As Israel’s largest military backer, the United States bears some responsibility for its actions on the battlefield, U.S. Representative Pramila Jayapal, leader of the Congressional Progressive Caucus, said on NBC’s “Meet the Press.”
“We are losing credibility,” Jayapal said. “And, frankly, we’re being isolated in the rest of the world.”
The attack from Gaza by Hamas that killed 1,400 people unleashed a wave of aerial bombardment from Israel and an incipient ground operation. The Palestinian militant group also took more than 200 hostages.
Medical authorities in the Gaza Strip, which has a population of 2.3 million people, say 8,005 Palestinians have been killed in Israel’s campaign to obliterate Iran-backed Hamas.
The Hamas militants who control Gaza have embedded themselves among the Palestinian population and in civilian infrastructure, making an operation against them extremely difficult, Sullivan said.
“That creates an added burden for Israel, but it does not lessen Israel’s responsibility under international humanitarian law, to distinguish between terrorists and civilians, and to protect the lives of innocent people, and that is the overwhelming majority of the people in Gaza,” Sullivan said.

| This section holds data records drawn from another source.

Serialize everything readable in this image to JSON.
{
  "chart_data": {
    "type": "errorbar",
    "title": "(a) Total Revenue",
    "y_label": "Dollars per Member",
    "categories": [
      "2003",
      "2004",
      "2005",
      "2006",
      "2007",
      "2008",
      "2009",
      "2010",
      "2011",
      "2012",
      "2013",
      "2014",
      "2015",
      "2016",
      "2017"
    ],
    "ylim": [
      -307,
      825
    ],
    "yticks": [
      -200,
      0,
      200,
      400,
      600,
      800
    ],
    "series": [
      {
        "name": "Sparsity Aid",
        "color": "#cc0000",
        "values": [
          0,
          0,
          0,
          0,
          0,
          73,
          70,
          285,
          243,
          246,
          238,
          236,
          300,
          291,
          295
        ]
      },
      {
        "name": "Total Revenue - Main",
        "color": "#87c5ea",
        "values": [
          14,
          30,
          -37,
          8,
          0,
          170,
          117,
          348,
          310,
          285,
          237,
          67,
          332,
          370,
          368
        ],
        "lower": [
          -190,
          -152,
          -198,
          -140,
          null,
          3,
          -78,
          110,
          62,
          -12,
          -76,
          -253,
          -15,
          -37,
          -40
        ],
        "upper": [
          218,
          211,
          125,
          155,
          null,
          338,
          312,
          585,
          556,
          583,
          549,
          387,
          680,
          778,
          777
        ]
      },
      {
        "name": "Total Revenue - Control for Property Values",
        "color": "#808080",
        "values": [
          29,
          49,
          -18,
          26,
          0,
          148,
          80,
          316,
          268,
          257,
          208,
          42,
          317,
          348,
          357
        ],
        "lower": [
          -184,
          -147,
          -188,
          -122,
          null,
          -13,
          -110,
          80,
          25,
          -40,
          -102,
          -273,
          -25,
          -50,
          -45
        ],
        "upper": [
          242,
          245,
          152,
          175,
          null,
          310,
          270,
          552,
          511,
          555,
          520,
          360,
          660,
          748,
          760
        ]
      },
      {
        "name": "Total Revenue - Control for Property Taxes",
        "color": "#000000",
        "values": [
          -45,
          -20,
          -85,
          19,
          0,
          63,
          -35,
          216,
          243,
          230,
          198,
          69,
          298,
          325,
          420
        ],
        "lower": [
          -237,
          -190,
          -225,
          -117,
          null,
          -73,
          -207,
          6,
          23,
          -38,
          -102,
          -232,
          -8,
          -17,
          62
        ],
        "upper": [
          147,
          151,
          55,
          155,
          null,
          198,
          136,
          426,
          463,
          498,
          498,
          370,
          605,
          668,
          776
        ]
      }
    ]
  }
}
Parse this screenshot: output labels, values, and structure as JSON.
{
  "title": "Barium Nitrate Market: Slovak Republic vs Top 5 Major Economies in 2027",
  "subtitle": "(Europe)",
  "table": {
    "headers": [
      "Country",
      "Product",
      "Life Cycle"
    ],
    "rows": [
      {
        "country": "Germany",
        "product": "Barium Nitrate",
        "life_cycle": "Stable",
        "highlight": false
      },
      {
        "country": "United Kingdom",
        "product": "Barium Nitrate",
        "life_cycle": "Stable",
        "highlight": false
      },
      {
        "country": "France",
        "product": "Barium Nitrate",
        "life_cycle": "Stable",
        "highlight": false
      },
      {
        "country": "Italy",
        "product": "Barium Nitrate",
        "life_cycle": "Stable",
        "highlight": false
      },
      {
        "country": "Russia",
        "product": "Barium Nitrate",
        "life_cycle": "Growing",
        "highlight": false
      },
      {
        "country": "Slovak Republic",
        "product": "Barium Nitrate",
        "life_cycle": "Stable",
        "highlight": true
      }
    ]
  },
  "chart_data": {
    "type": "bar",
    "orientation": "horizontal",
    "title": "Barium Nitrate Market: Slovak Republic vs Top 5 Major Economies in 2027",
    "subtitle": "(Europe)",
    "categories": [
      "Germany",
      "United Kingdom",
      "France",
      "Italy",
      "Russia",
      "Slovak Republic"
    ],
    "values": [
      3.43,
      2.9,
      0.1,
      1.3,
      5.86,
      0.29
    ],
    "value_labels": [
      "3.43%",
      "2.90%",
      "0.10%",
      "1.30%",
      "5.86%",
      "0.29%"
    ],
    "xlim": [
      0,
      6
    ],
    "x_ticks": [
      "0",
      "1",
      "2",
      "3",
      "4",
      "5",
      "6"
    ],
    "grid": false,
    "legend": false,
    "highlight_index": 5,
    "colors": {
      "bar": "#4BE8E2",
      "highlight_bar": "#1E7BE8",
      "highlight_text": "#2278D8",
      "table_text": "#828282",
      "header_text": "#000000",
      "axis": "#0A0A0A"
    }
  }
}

Israel has tightened its blockade and bombarded Gaza for three weeks. With supplies of food, water and medicines running low, thousands of Gaza residents broke into UN warehouses and distribution centers to get food.
There has been a mounting international outcry over the toll from the bombing and growing calls for a “humanitarian pause” to allow aid to reach Gaza civilians.
In an interview on CBS, Sullivan was asked if there was “daylight” between the U.S. and the Netanyahu government.
“We talk candidly, we talked directly, we share our views in an unvarnished way and we will continue to do that,” Sullivan replied on “Face the Nation.”
“But sitting here in public, I will just say that the United States is going to make its principles and propositions absolutely clear, including the sanctity of innocent human life. And then we will continue to provide our advice to Israel in private.”